Der Gesetzentwurf stellt die Leugnung offiziell anerkannter Völkermorde unter Strafe - darunter nach französischer Lesart auch die Verbrechen an den Armeniern im Osmanischen Reich 1915-1917. Paris hatte sie 2001 zum Genozid erklärt. Die Türkei als Rechtsnachfolgerin des Osmanischen Reiches bestreitet einen Genozid.
Ankara rief aus Protest seinen Botschafter zu Konsultationen in die Heimat zurück. "Mein Botschafter wird morgen für einen unbestimmten Zeitraum in die Türkei abreisen", erklärte am Donnerstag Botschaftssprecher Engin Solakoglu der Nachrichtenagentur dpa.
Der von der konservativen UMP-Abgeordneten Valérie Boyer eingebrachte Entwurf passierte die erste Parlamentskammer über alle Parteigrenzen hinweg mit einer großen Mehrheit der 50 anwesenden Abgeordneten - nur ein halbes Dutzend Parlamentarier stimmte dagegen.

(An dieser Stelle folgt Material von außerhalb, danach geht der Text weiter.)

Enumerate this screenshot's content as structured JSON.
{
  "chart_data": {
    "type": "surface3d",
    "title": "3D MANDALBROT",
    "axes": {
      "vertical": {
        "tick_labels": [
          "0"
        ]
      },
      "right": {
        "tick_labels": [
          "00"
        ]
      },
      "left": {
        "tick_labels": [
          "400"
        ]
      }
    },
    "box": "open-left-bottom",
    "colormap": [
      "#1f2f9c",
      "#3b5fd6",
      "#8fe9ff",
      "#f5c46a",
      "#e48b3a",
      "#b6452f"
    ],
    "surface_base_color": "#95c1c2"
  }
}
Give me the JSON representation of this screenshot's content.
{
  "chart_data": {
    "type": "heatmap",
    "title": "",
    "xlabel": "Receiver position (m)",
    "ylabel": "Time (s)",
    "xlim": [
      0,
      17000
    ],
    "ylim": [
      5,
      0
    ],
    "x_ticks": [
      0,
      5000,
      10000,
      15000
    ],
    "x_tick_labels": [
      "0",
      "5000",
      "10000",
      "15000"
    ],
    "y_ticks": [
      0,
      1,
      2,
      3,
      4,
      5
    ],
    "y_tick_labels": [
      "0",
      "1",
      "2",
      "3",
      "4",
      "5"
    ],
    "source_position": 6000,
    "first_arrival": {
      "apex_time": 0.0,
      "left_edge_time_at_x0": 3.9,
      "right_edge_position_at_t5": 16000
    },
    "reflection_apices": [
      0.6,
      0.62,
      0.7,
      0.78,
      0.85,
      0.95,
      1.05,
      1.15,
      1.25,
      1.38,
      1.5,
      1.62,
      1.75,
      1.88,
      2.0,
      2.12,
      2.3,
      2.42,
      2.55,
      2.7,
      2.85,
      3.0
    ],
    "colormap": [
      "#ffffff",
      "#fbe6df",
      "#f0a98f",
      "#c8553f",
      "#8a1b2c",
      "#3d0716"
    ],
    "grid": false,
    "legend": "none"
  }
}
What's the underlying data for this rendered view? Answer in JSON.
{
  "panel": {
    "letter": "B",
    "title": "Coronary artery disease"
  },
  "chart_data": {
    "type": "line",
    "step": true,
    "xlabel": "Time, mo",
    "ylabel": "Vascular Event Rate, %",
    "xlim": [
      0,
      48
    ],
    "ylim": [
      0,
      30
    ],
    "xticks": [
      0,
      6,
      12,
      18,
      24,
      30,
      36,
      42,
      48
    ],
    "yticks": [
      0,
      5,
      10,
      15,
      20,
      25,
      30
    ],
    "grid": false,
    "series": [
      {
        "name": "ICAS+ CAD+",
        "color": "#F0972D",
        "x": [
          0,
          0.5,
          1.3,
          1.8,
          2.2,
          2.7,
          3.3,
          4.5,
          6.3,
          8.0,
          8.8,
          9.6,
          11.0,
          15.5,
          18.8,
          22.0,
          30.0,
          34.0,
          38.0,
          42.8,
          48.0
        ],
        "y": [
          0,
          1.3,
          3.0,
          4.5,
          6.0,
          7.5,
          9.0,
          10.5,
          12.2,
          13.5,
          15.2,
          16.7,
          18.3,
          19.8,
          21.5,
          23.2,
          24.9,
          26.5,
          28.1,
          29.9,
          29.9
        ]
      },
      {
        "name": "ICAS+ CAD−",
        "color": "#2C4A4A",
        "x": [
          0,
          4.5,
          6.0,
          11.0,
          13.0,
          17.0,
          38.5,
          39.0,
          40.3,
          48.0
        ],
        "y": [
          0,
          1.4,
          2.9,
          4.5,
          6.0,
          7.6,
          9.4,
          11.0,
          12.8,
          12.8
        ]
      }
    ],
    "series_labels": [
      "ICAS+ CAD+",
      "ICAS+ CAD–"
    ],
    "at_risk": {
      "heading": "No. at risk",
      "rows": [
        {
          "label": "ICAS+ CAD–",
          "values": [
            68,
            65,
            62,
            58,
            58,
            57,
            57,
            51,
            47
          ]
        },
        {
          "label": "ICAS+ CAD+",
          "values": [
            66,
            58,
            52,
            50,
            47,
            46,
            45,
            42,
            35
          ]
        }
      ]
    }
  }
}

Der Entwurf muss nun noch vom Senat gebilligt werden.
Boyer meinte nach der Abstimmung im Nachrichtensender BFM-TV mit Blick auf die türkischen Drohungen: "Wir befinden uns nicht in einer türkisch-französischen Debatte, wir sind französische Abgeordnete, die vom französischen Volk gewählt wurden." Das Gesetz ziele nicht auf die heutige Türkei oder deren Regierung. Es sei paradox, dass ein Land mit Repressalien drohe, das die Aufnahme in die EU anstrebe.
Türkei drohte mit wirtschaftliche und politische Maßnahmen
Ankara hatte im Vorfeld zudem wirtschaftliche und politische Maßnahmen als Reaktion auf eine Zustimmung der Nationalversammlung angekündigt, ohne diese zunächst im Detail zu erklären. Türkische Medien berichteten, der Abzug des türkischen Militärattachés aus Paris und eine Aussetzung der bilateralen militärischen Zusammenarbeit seien weitere Optionen. Ankara könne auch den politischen Dialog mit Frankreich über Fragen wie den Syrien-Konflikt einschränken, hieß es.
Der für europäische Angelegenheiten zuständige Minister Jean Leonetti hatte die türkischen Drohungen am Donnerstag im Rundfunksender "France Inter" jedoch als haltlos zurückgewiesen und einen entspannteren Dialog mit Ankara gefordert. Er glaube nicht an ernsthafte Konsequenzen, sagte Leonetti.
Die Türkei sieht im geplanten Gesetz ein wahltaktisch motiviertes Manöver von Präsident Nicolas Sarkozy, das auf armenischstämmige Wähler zielt. Bei der offenen Abstimmung unterstützten auch die oppositionellen Sozialisten den Entwurf.
Türken protestieren - Armenien dankt für Genozid-Gesetz
Unmittelbar zuvor hatten rund tausend Menschen vor der Nationalversammlung gegen den Gesetzesvorstoß protestiert. Im Osmanischen Reich kamen nach unterschiedlichen Schätzungen während des Ersten Weltkriegs zwischen 200.000 und 1,5 Millionen Armenier ums Leben.
Armenien dankte Frankreich offiziell für das Genozid-Gesetz. Der französische Staat habe damit bewiesen, dass die Menschenrechte die höchsten Werte überhaupt seien, sagte der armenische Außenminister Edward Nalbandjan am Donnerstag nach Angaben von Medien in Eriwan. Wegen des Streits um die Gräueltaten ist die Grenze zwischen Armenien und der Türkei geschlossen.